Praticité, partage et engagement éco-responsable
Si la consommation française fait la part belle aux repas à domicile (81% contre 78% en Espagne et 72% au Royaume-Uni), le hors domicile progresse nettement en 2016 (+4,9% pour le dîner, +6% pour le déjeuner et +10,2% pour le petit-déjeuner1. Idem pour le snacking (+9,5 millions de snacks par rapport à 2014). « Les millennials sont annonciateurs de la suite », note Marie-Aude Lerin-Joarlette, Expert Solutions, Kantar WorldPanel. « Ils consomment de plus en plus hors domicile et recherchent la praticité. »
Spécificité française, le quatuor entrée-plat-fromage-dessert se fragilise à 2 niveaux : 10 millions d’entrées et 8,4 millions de desserts en moins, mais un million d’apéritifs en plus par rapport à 20141. « Les Français sont davantage dans la recherche de partage et de convivialité.
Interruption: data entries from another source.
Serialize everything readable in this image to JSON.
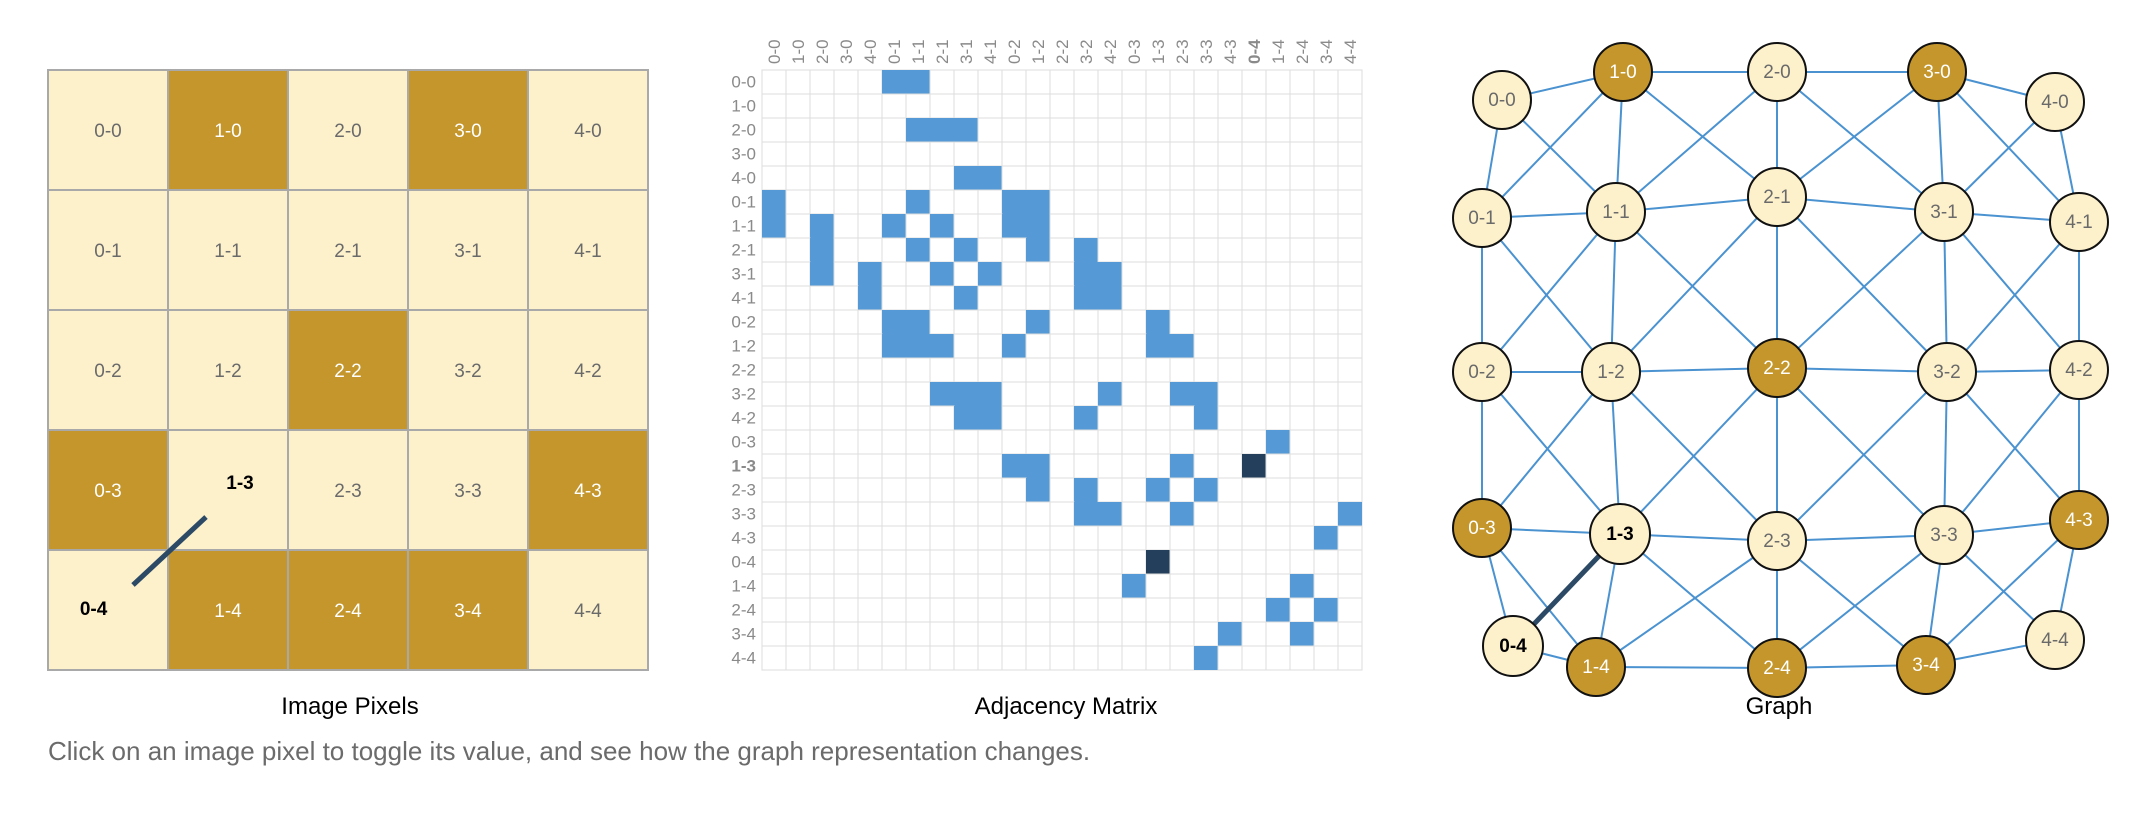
{
  "captions": {
    "pixels": "Image Pixels",
    "matrix": "Adjacency Matrix",
    "graph": "Graph"
  },
  "instructions": "Click on an image pixel to toggle its value, and see how the graph representation changes.",
  "colors": {
    "pixel_on": "#c4962c",
    "pixel_off": "#fdf1cc",
    "pixel_border": "#a9a9a9",
    "matrix_fill": "#5599d6",
    "matrix_highlight": "#243f5c",
    "matrix_grid": "#dddddd",
    "edge": "#4a92d0",
    "node_stroke": "#111111",
    "highlight_line": "#2c4a66"
  },
  "pixels": {
    "labels_order": "column-row",
    "grid": [
      [
        0,
        1,
        0,
        1,
        0
      ],
      [
        0,
        0,
        0,
        0,
        0
      ],
      [
        0,
        0,
        1,
        0,
        0
      ],
      [
        1,
        0,
        0,
        0,
        1
      ],
      [
        0,
        1,
        1,
        1,
        0
      ]
    ],
    "labels": [
      [
        "0-0",
        "1-0",
        "2-0",
        "3-0",
        "4-0"
      ],
      [
        "0-1",
        "1-1",
        "2-1",
        "3-1",
        "4-1"
      ],
      [
        "0-2",
        "1-2",
        "2-2",
        "3-2",
        "4-2"
      ],
      [
        "0-3",
        "1-3",
        "2-3",
        "3-3",
        "4-3"
      ],
      [
        "0-4",
        "1-4",
        "2-4",
        "3-4",
        "4-4"
      ]
    ]
  },
  "highlight": {
    "from": "0-4",
    "to": "1-3"
  },
  "matrix": {
    "labels": [
      "0-0",
      "1-0",
      "2-0",
      "3-0",
      "4-0",
      "0-1",
      "1-1",
      "2-1",
      "3-1",
      "4-1",
      "0-2",
      "1-2",
      "2-2",
      "3-2",
      "4-2",
      "0-3",
      "1-3",
      "2-3",
      "3-3",
      "4-3",
      "0-4",
      "1-4",
      "2-4",
      "3-4",
      "4-4"
    ]
  },
  "graph": {
    "nodes": [
      "0-0",
      "1-0",
      "2-0",
      "3-0",
      "4-0",
      "0-1",
      "1-1",
      "2-1",
      "3-1",
      "4-1",
      "0-2",
      "1-2",
      "2-2",
      "3-2",
      "4-2",
      "0-3",
      "1-3",
      "2-3",
      "3-3",
      "4-3",
      "0-4",
      "1-4",
      "2-4",
      "3-4",
      "4-4"
    ]
  }
}
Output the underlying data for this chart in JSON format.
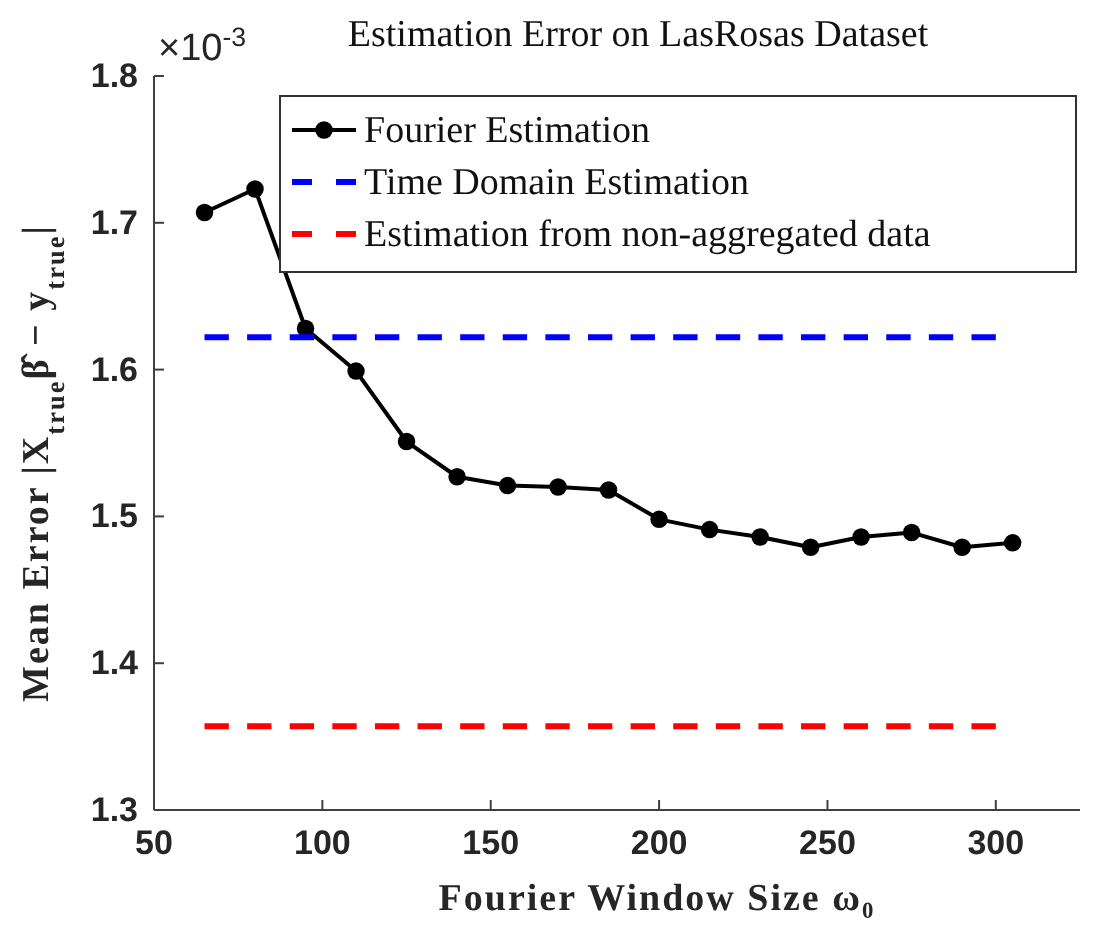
{
  "chart_data": {
    "type": "line",
    "title": "Estimation Error on LasRosas Dataset",
    "xlabel": "Fourier Window Size  ω₀",
    "ylabel": "Mean Error  |X$_{true}$β̂ − y$_{true}$|",
    "annotations": [
      "×10$^{-3}$"
    ],
    "xlim": [
      50,
      325
    ],
    "xticks": [
      50,
      100,
      150,
      200,
      250,
      300
    ],
    "ylim": [
      1.3,
      1.8
    ],
    "yticks": [
      1.3,
      1.4,
      1.5,
      1.6,
      1.7,
      1.8
    ],
    "grid": false,
    "legend": "top right",
    "series": [
      {
        "name": "Fourier Estimation",
        "color": "#000000",
        "marker": "circle",
        "line_style": "solid",
        "x": [
          65,
          80,
          95,
          110,
          125,
          140,
          155,
          170,
          185,
          200,
          215,
          230,
          245,
          260,
          275,
          290,
          305
        ],
        "values": [
          1.707,
          1.723,
          1.628,
          1.599,
          1.551,
          1.527,
          1.521,
          1.52,
          1.518,
          1.498,
          1.491,
          1.486,
          1.479,
          1.486,
          1.489,
          1.479,
          1.482
        ]
      },
      {
        "name": "Time Domain Estimation",
        "color": "#0000ff",
        "marker": "none",
        "line_style": "dashed",
        "x": [
          65,
          300
        ],
        "values": [
          1.622,
          1.622
        ]
      },
      {
        "name": "Estimation from non-aggregated data",
        "color": "#ff0000",
        "marker": "none",
        "line_style": "dashed",
        "x": [
          65,
          300
        ],
        "values": [
          1.357,
          1.357
        ]
      }
    ]
  }
}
Ils essaient de réguler leur alimentation pour se permettre plus de plaisirs en dehors des repas. »
Laurent Bliaut, directeur général adjoint marketing R&D, TF1 Publicité, voit ici l’émergence d’un courant plus collaboratif et accueillant. Placée sous le signe du Do-it-Yourself, la « tendance pop-culture » favorise le partage du savoir et des recettes. « Le bonheur est dans le prêt, et votre voisin vous veut du bien. Sa blanquette est magnifique, et il va vous apprendre à la préparer. »
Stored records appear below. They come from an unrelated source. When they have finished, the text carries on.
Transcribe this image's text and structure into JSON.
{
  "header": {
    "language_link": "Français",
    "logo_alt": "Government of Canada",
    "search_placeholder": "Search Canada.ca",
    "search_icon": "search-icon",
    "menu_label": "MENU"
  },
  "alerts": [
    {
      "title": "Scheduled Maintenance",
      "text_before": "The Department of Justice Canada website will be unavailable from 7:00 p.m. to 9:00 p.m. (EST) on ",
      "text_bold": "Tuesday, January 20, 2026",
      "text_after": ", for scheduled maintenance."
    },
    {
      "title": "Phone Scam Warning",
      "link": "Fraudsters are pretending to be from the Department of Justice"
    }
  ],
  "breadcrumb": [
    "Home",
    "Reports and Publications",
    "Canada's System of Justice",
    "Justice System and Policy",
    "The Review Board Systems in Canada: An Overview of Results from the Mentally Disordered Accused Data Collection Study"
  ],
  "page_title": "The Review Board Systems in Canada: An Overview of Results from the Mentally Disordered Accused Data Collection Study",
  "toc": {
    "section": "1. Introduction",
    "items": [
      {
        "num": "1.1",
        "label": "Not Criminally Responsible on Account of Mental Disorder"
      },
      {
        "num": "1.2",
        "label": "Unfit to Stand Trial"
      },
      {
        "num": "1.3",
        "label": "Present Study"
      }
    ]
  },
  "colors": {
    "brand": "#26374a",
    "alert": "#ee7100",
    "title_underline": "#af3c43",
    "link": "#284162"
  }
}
Végétariens, vegans, bio, flexitariens : c’est tendance de se mettre au vert. Sujet impulsé par les millennials, le green valorise une alimentation saine, équilibrée et éco-responsable. « L’alternative est dans le pré », mais pas que ! Aquaponie, boucheries végétales ou potagers d’intérieur poussent comme des champignons. 750g, plateforme culinaire du groupe Webedia, s’empare du phénomène et lance 750 Green, site de curation de recettes saines. « En termes de performances, le green est moins efficace que le chocolat qui fond ou le fromage qui coule, mais notre devoir d’éditeur est d’accompagner les gens sur ces sujets pour les aider à acquérir des réflexes », explique Caroline Lagayette, directrice du Pôle Food chez Webedia.
Demain, pas de food sans tech
Les millennials sont fans de foodtech. Lutte contre le gaspillage alimentaire, livraison de repas à domicile, culture de fruits et légumes depuis son smartphone : leur appétit pour de nouveaux modes de consommation ancrés dans le digital est réel.
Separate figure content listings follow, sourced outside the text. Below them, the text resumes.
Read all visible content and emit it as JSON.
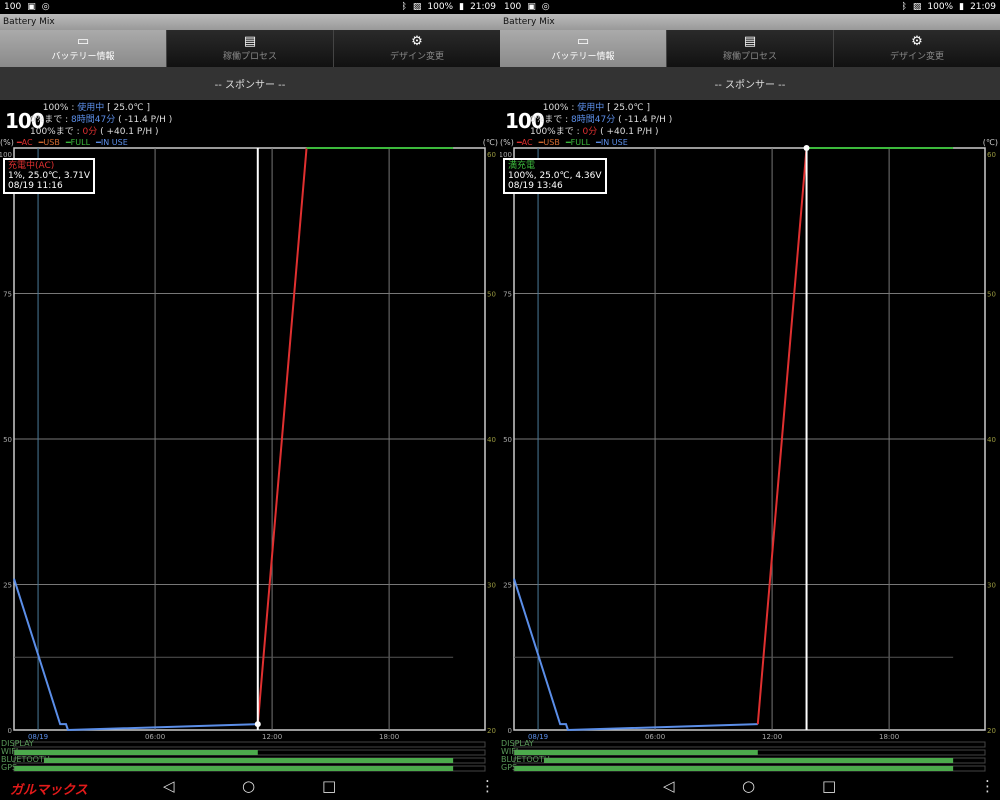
{
  "colors": {
    "ac": "#e03030",
    "usb": "#d06a30",
    "full": "#3cba3c",
    "in_use": "#5b8ee8",
    "temp": "#555555",
    "grid": "#888888"
  },
  "watermark": "ガルマックス",
  "panels": [
    {
      "status": {
        "left_text": "100",
        "battery": "100%",
        "time": "21:09"
      },
      "app_title": "Battery Mix",
      "tabs": [
        {
          "label": "バッテリー情報",
          "icon": "battery-icon",
          "active": true
        },
        {
          "label": "稼働プロセス",
          "icon": "list-icon",
          "active": false
        },
        {
          "label": "デザイン変更",
          "icon": "gear-icon",
          "active": false
        }
      ],
      "sponsor": "-- スポンサー --",
      "level": "100",
      "info": [
        {
          "label": "100% : ",
          "value": "使用中",
          "extra": " [ 25.0℃ ]",
          "cls": "blue"
        },
        {
          "label": "0%まで : ",
          "value": "8時間47分",
          "extra": " ( -11.4 P/H )",
          "cls": "blue"
        },
        {
          "label": "100%まで : ",
          "value": "0分",
          "extra": " ( +40.1 P/H )",
          "cls": "red"
        }
      ],
      "legend": {
        "unit": "(%)",
        "ac": "AC",
        "usb": "USB",
        "full": "FULL",
        "in_use": "IN USE",
        "temp_unit": "(℃)"
      },
      "tooltip": {
        "status": "充電中(AC)",
        "status_color": "#e03030",
        "detail": "1%, 25.0℃, 3.71V",
        "time": "08/19 11:16"
      },
      "cursor_time": "11:16",
      "usage_labels": [
        "DISPLAY",
        "WIFI",
        "BLUETOOTH",
        "GPS"
      ]
    },
    {
      "status": {
        "left_text": "100",
        "battery": "100%",
        "time": "21:09"
      },
      "app_title": "Battery Mix",
      "tabs": [
        {
          "label": "バッテリー情報",
          "icon": "battery-icon",
          "active": true
        },
        {
          "label": "稼働プロセス",
          "icon": "list-icon",
          "active": false
        },
        {
          "label": "デザイン変更",
          "icon": "gear-icon",
          "active": false
        }
      ],
      "sponsor": "-- スポンサー --",
      "level": "100",
      "info": [
        {
          "label": "100% : ",
          "value": "使用中",
          "extra": " [ 25.0℃ ]",
          "cls": "blue"
        },
        {
          "label": "0%まで : ",
          "value": "8時間47分",
          "extra": " ( -11.4 P/H )",
          "cls": "blue"
        },
        {
          "label": "100%まで : ",
          "value": "0分",
          "extra": " ( +40.1 P/H )",
          "cls": "red"
        }
      ],
      "legend": {
        "unit": "(%)",
        "ac": "AC",
        "usb": "USB",
        "full": "FULL",
        "in_use": "IN USE",
        "temp_unit": "(℃)"
      },
      "tooltip": {
        "status": "満充電",
        "status_color": "#3cba3c",
        "detail": "100%, 25.0℃, 4.36V",
        "time": "08/19 13:46"
      },
      "cursor_time": "13:46",
      "usage_labels": [
        "DISPLAY",
        "WIFI",
        "BLUETOOTH",
        "GPS"
      ]
    }
  ],
  "chart_data": {
    "type": "line",
    "x_ticks": [
      "08/19",
      "06:00",
      "12:00",
      "18:00"
    ],
    "y_ticks_left": [
      0,
      25,
      50,
      75,
      100
    ],
    "y_ticks_right": [
      20,
      30,
      40,
      50,
      60
    ],
    "ylim": [
      0,
      100
    ],
    "temp_lim": [
      20,
      60
    ],
    "xlim": [
      "08/18 22:46",
      "08/19 22:55"
    ],
    "grid": true,
    "series": [
      {
        "name": "IN USE",
        "color": "#5b8ee8",
        "points": [
          [
            "08/18 22:46",
            26
          ],
          [
            "08/19 01:08",
            1
          ],
          [
            "08/19 01:26",
            1
          ],
          [
            "08/19 01:32",
            0
          ],
          [
            "08/19 11:16",
            1
          ]
        ]
      },
      {
        "name": "AC",
        "color": "#e03030",
        "points": [
          [
            "08/19 11:16",
            1
          ],
          [
            "08/19 13:46",
            100
          ]
        ]
      },
      {
        "name": "FULL",
        "color": "#3cba3c",
        "points": [
          [
            "08/19 13:46",
            100
          ],
          [
            "08/19 21:17",
            100
          ]
        ]
      }
    ],
    "temperature": {
      "value": 25.0,
      "from": "08/18 22:46",
      "to": "08/19 21:17"
    },
    "usage": {
      "DISPLAY": [],
      "WIFI": [
        [
          "08/18 22:47",
          "08/19 11:16"
        ]
      ],
      "BLUETOOTH": [
        [
          "08/19 00:18",
          "08/19 21:17"
        ]
      ],
      "GPS": [
        [
          "08/18 22:47",
          "08/19 21:17"
        ]
      ]
    }
  }
}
Selon Laurent Bliaut, la foodtech disruptera nos habitudes de consommation à l’horizon 2020. Du robot qui livre les pizzas quasi-instantanément ou qui reproduit les recettes des grands chefs à l’hyper-personnalisation de l’offre alimentaire (e.g. sans gluten, sans lactose, à teneur réduite en sucres ou en matières grasses, customisation de l’emballage) grâce à la data : la technologie sera un allié en cuisine.
Or, la foodtech française a faim de financement. Un comble au pays de la gastronomie ! La part des fonds investis en France est de 0,45%, rappelle Mathieu Vincent, co-fondateur de DigitalFoodLab, agence de développement des entreprises de foodtech. En 2015, 7 milliards de dollars ont été investis dans la foodtech dans le monde, dont 80% aux États-Unis et en Asie, ajoute Xavier Boidevezi, Secrétaire National de la FoodTech, réseau thématique de la French Tech. « La force est d’aller chercher de l’innovation partout et de l’adapter à la culture locale. Le digital vient amplifier le bénéfice. »
Globaliser le local : une tendance durable nourrie par le digital.